Any idea why this is happening? Thanks...

----------

## nanoczar

Did you rebuild the nvidia-drivers, remove the nvidia module, reload the module and try to start X?

----------

## subrahmanyan

 *nanoczar wrote:*   

> Did you rebuild the nvidia-drivers, remove the nvidia module, reload the module and try to start X?

 This is not related to my problem. X is working perfectly fine on a newly started system, but it is not working after a suspend and resume.

----------

## bastibasti

What do you use for console? frame buffer? vesa? nouveau? try vga=normal boot option

----------

## subrahmanyan

 *bastibasti wrote:*   

> What do you use for console? frame buffer? vesa? nouveau? try vga=normal boot option

 I'm using framebuffer by default (vga=0x318). I tried to turn it off (vga=normal), but still no luck. Thanks anyway for your tip.

----------

## subrahmanyan

Bump... after 6 months...

Now using 2.6.36-tuxonice-r2 kernel, xorg-server-1.9.2 and nvidia-drivers-260.19.21, but the problem remains exactly the same (see the first post).

Anyone out there who is successfully using tuxonice for suspend and resume and has a similar setup?

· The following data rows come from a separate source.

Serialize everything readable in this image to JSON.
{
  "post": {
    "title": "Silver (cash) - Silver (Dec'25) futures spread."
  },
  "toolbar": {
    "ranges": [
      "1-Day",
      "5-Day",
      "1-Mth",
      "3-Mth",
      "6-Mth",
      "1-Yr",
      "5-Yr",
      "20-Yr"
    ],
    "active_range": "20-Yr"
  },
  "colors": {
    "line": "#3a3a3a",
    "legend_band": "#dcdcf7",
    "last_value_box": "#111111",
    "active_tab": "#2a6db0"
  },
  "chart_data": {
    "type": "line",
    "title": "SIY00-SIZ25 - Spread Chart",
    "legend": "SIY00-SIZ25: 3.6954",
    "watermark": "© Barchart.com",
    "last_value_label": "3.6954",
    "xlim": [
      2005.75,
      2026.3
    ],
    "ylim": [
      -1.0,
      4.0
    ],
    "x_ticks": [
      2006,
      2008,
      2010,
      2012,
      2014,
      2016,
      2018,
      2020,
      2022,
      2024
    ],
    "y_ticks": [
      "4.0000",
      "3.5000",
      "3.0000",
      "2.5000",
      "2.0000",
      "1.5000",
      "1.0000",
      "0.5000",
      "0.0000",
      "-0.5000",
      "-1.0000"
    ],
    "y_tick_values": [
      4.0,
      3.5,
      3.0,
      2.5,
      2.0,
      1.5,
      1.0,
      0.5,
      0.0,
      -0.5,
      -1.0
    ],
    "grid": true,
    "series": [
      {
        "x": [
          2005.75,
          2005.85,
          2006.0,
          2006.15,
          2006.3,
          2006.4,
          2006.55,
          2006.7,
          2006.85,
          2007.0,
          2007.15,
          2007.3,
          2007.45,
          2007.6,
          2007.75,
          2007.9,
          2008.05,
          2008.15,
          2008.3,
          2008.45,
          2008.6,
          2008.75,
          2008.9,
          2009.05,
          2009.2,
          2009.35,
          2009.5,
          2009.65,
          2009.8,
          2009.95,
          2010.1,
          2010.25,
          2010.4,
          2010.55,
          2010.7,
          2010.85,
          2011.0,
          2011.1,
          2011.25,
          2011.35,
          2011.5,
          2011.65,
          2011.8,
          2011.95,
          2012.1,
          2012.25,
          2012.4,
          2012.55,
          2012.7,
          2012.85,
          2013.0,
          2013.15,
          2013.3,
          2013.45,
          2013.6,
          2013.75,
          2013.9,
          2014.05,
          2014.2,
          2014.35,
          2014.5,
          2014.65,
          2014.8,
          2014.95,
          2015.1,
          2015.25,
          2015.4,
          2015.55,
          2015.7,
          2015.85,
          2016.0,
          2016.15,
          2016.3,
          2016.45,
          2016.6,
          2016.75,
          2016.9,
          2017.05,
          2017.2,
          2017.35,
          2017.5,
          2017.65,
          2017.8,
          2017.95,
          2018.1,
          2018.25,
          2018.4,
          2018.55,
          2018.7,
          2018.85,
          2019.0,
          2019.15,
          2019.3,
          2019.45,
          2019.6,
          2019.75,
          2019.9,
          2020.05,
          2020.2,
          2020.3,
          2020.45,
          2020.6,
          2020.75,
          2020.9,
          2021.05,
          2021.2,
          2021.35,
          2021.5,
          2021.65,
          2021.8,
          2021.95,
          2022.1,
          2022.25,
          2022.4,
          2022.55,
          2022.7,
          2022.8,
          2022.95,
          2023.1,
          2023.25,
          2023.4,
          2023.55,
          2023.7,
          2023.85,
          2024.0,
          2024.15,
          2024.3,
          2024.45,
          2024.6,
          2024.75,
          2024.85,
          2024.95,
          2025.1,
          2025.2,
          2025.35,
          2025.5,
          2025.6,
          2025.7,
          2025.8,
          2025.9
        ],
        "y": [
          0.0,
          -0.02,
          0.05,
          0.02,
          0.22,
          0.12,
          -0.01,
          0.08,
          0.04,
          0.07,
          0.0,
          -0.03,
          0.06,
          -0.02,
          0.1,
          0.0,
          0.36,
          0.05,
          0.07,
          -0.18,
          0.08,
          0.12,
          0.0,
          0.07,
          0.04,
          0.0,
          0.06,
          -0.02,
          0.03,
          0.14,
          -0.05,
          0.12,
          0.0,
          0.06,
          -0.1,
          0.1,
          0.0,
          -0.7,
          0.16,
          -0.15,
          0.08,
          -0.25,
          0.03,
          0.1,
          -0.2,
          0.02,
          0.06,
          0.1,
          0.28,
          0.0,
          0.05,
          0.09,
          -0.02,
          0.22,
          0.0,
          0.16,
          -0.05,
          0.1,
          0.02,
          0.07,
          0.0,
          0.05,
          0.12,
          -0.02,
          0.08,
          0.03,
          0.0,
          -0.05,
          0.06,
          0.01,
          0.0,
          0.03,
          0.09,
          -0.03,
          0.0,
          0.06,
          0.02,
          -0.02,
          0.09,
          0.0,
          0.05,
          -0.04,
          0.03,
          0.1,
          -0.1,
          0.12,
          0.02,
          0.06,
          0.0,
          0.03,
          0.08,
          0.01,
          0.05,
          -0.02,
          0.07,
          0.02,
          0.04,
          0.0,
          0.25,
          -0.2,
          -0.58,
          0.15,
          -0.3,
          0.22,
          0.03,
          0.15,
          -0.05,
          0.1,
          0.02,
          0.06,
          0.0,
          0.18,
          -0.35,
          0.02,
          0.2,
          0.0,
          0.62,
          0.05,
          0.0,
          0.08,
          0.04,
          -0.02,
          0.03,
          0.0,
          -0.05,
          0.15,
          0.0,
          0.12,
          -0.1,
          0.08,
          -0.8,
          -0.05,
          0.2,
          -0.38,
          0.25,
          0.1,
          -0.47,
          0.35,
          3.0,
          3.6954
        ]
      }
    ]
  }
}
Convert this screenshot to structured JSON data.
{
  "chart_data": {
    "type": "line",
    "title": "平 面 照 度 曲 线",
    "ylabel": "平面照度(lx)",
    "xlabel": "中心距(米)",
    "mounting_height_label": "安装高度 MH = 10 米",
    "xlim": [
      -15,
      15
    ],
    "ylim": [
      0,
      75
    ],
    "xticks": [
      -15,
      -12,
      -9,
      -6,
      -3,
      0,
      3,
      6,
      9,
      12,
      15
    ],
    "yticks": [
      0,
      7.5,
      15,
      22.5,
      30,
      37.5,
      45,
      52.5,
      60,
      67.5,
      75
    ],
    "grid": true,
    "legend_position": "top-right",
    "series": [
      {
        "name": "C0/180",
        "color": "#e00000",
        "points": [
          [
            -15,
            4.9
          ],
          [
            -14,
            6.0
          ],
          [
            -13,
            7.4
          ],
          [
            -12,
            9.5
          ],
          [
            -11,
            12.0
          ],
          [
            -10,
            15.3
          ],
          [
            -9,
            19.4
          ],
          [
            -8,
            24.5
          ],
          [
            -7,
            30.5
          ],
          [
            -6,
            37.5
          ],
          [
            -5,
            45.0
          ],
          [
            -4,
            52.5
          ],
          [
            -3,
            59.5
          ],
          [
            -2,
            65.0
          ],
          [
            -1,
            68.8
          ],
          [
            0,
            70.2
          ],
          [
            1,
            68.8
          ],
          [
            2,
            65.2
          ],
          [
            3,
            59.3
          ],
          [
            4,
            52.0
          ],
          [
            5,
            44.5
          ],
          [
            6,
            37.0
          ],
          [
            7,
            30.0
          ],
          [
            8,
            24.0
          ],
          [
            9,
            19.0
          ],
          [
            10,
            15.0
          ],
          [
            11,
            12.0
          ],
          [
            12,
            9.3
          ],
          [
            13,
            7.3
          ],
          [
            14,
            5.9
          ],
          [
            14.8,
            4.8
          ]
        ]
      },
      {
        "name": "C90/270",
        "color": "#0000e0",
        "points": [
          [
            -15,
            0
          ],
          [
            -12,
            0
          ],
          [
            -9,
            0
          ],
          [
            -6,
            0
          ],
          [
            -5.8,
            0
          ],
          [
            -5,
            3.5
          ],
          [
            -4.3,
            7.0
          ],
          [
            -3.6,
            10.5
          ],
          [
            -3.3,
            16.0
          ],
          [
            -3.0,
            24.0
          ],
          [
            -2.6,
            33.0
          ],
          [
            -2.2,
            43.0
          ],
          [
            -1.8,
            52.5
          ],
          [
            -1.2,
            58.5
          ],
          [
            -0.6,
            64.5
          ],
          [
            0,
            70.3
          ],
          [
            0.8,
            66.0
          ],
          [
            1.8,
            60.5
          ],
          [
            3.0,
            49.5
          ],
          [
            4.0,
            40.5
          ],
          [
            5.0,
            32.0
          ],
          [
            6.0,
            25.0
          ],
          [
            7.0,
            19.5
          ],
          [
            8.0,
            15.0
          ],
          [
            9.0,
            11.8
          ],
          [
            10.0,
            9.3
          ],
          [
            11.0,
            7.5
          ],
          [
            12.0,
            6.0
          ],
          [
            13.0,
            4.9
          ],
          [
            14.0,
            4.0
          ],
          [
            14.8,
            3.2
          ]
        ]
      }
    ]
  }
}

Thanks again for any help.

----------

## Hu

If you use the open nVidia drivers, does suspend/resume work correctly?  Before testing, be sure to remove the nVidia module and reboot to clean out the taint from the kernel.

----------

## subrahmanyan

 *Hu wrote:*   

> If you use the open nVidia drivers, does suspend/resume work correctly?

 Yes, the problem exists only with the official binary drivers from nvidia. And only when suspending to disk. Suspend to RAM works fine.

----------

## Hu

 *subrahmanyan wrote:*   

>  *Hu wrote:*   If you use the open nVidia drivers, does suspend/resume work correctly? Yes, the problem exists only with the official binary drivers from nvidia.

 That sounds like a problem with the nVidia binary blob then.  The nVidia support forum is probably better positioned to help you obtain a fix.

----------